October 18, 2025

9 thoughts on “A Citizen’s Dilemma

  1. Excellent!

    Stands up to these fools who live by feeding off the taxpayers like parasitic growths on the body politic!

  2. Many times government officials do things to simply make their lives easier. Currently they are responsible and answerable for all aspects of the water supply and it’s issues but if it’s sold… no longer their problem. Salaries stay the same…Staff desks a bit cleaner. Have a problem… Talk to the water company… We are heading to another seminar or planning another bureaucratic study.

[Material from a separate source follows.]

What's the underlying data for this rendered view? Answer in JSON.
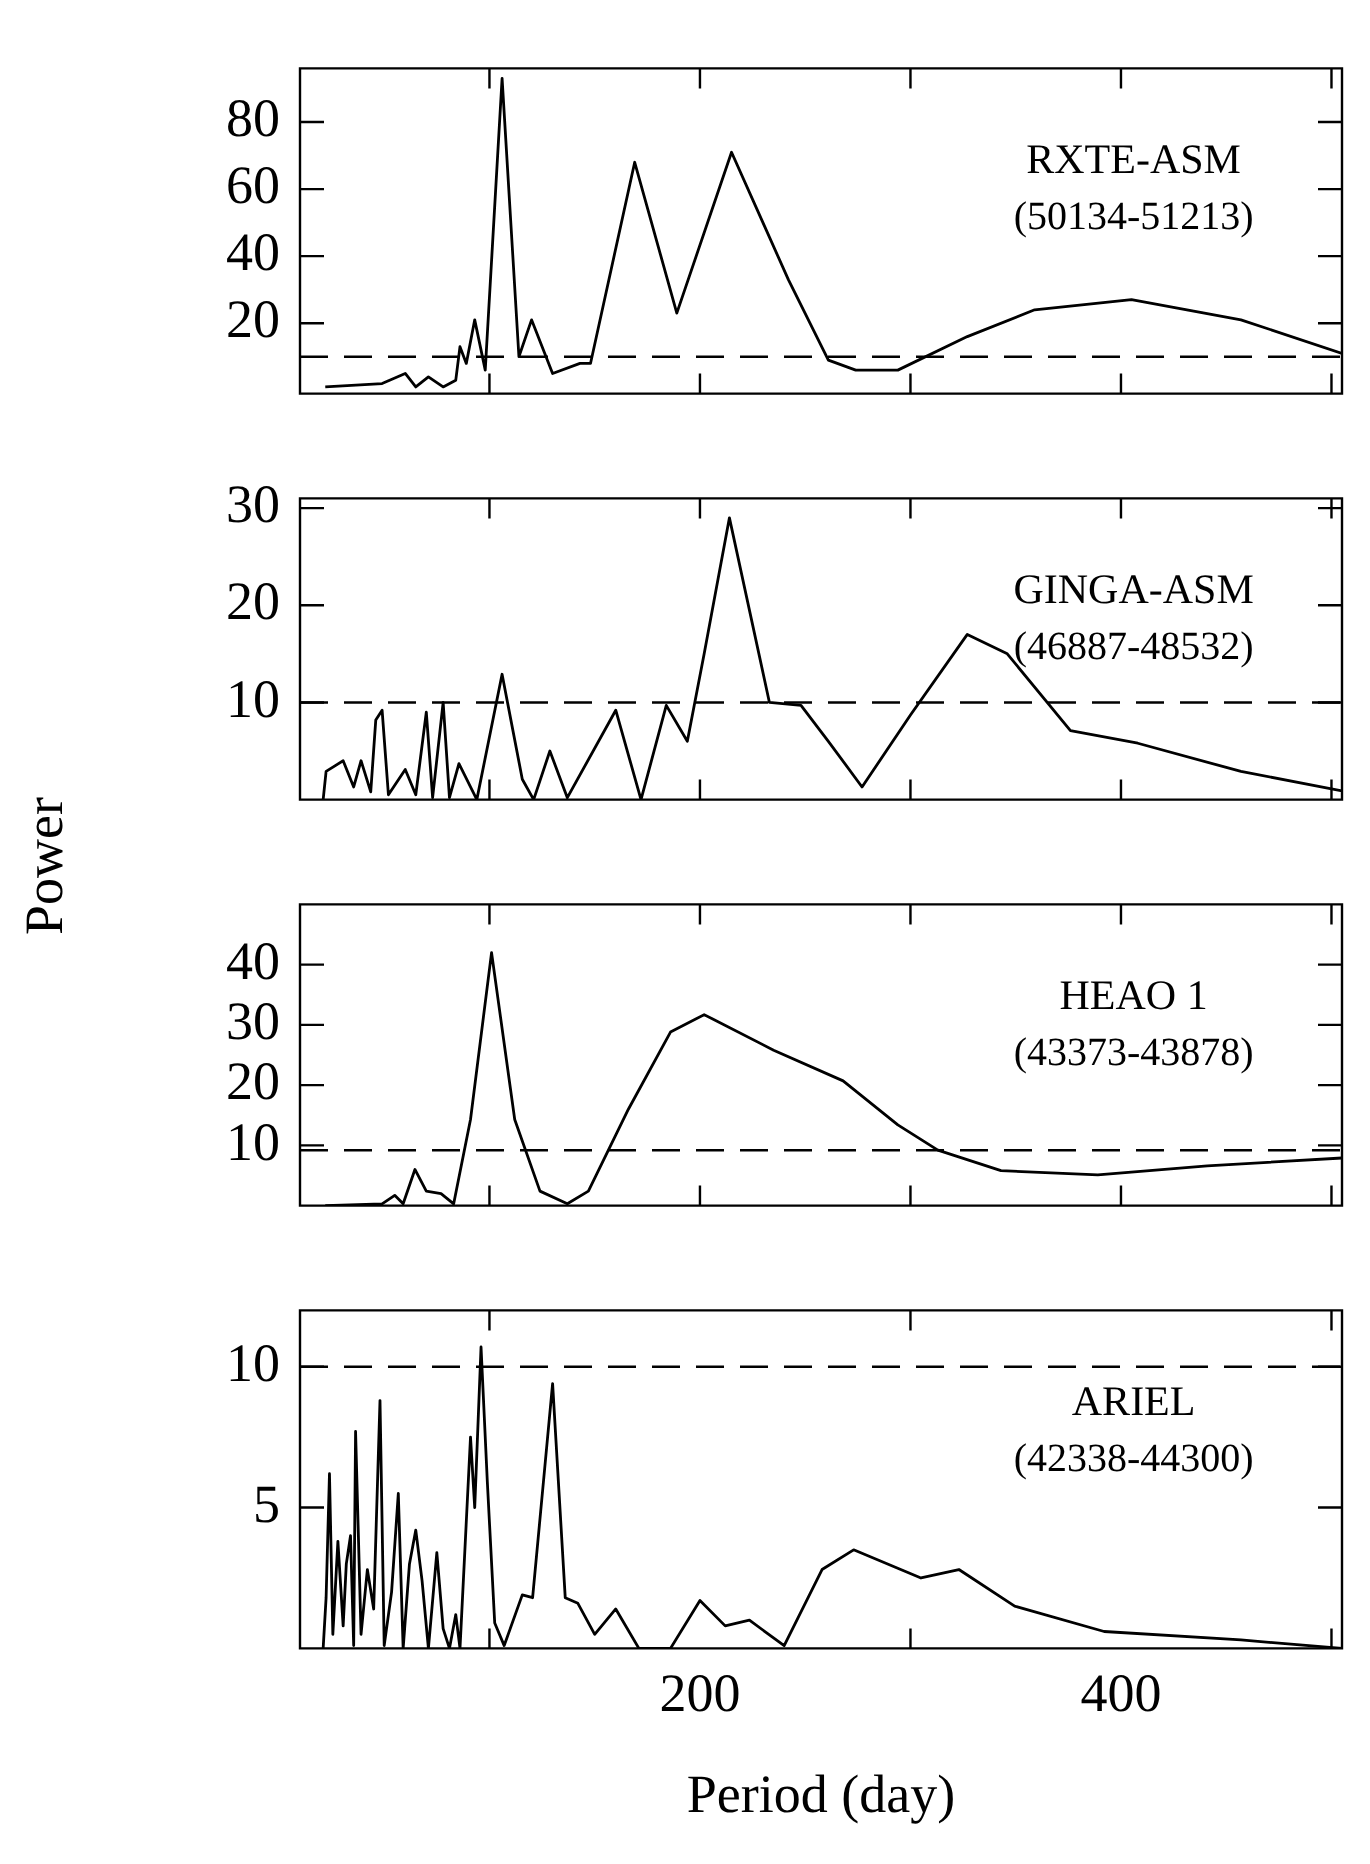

  3. Marty, I truly regret this escalation. It was never my intent to disparage anybody for being critical about something so important. I was just asking that such scrutiny be fair and provide accurate and balanced information. All you, or any concern citizen, has to do if you have remaining questions, is just stop by Town Hall and I’d be happy to sit down and talk to you about what we know to date. We all just want what’s best for the community, that’s the only agenda. If you, or anyone else, can provide additional insights to help, it would be most welcome.

    1. Typical answer from a government employee. I’ll be nice with my public response to your inquiry, however, the actual answer to your question will never come. Guess what, my salary won’t go down no matter if I’m deficient in my duties or not. I’m the next worst thing to a politician, a town manager!

    2. John, as one of your fellow American citizens who like you still believes in truth, justice, the American way, rule of law, and law and order to prevent chaos, let me thank you on behalf of those like-minded, as few as we are in America anymore, where the worship of lawlessness now seems the norm, for stepping up the plate here as a city manager who believes as I do that a free society such as still exists in Cape Charles, thank the good Lord, is maintained when government is responsive and responsible to the public, and when the public is aware of governmental actions like the sale of the public water supply to a for-profit, out-of-town corporation with no accountability whatsoever to the ordinary people of Cape Charles without political clout, and the more open a government is with its citizenry, the greater the understanding and participation of the public in government, which I think we both agree on, and as public problems confronting the good people of Cape Charles like this proposed sale of the water supply become more sophisticated and complex, it is incumbent upon Cape Charles government to extend public accountability because as we both agree, the people’s right to know the process of governmental decision-making and to review the documents and statistics leading to determinations is basic to our society, and thus, access to such information should not be thwarted by shrouding it with the cloak of secrecy, because, afterall, government is the public’s business and that the public, individually and collectively and represented by a free press like the Cape Charles Mirror, which may in fact be one of the few truly free presses in this sorry nation of news outlets being nothing more than government propaganda organs, should have access to the records of government, which is what we are watching you make happen in here.

      So, was this a completely unsolicited offer from a for-profit corporation looking to increase ROI to its investors by increasing its customer base by buying up existing public water supplies with established taxing districts like Cape Charles?

      Or was it on the market, best offer takes it home?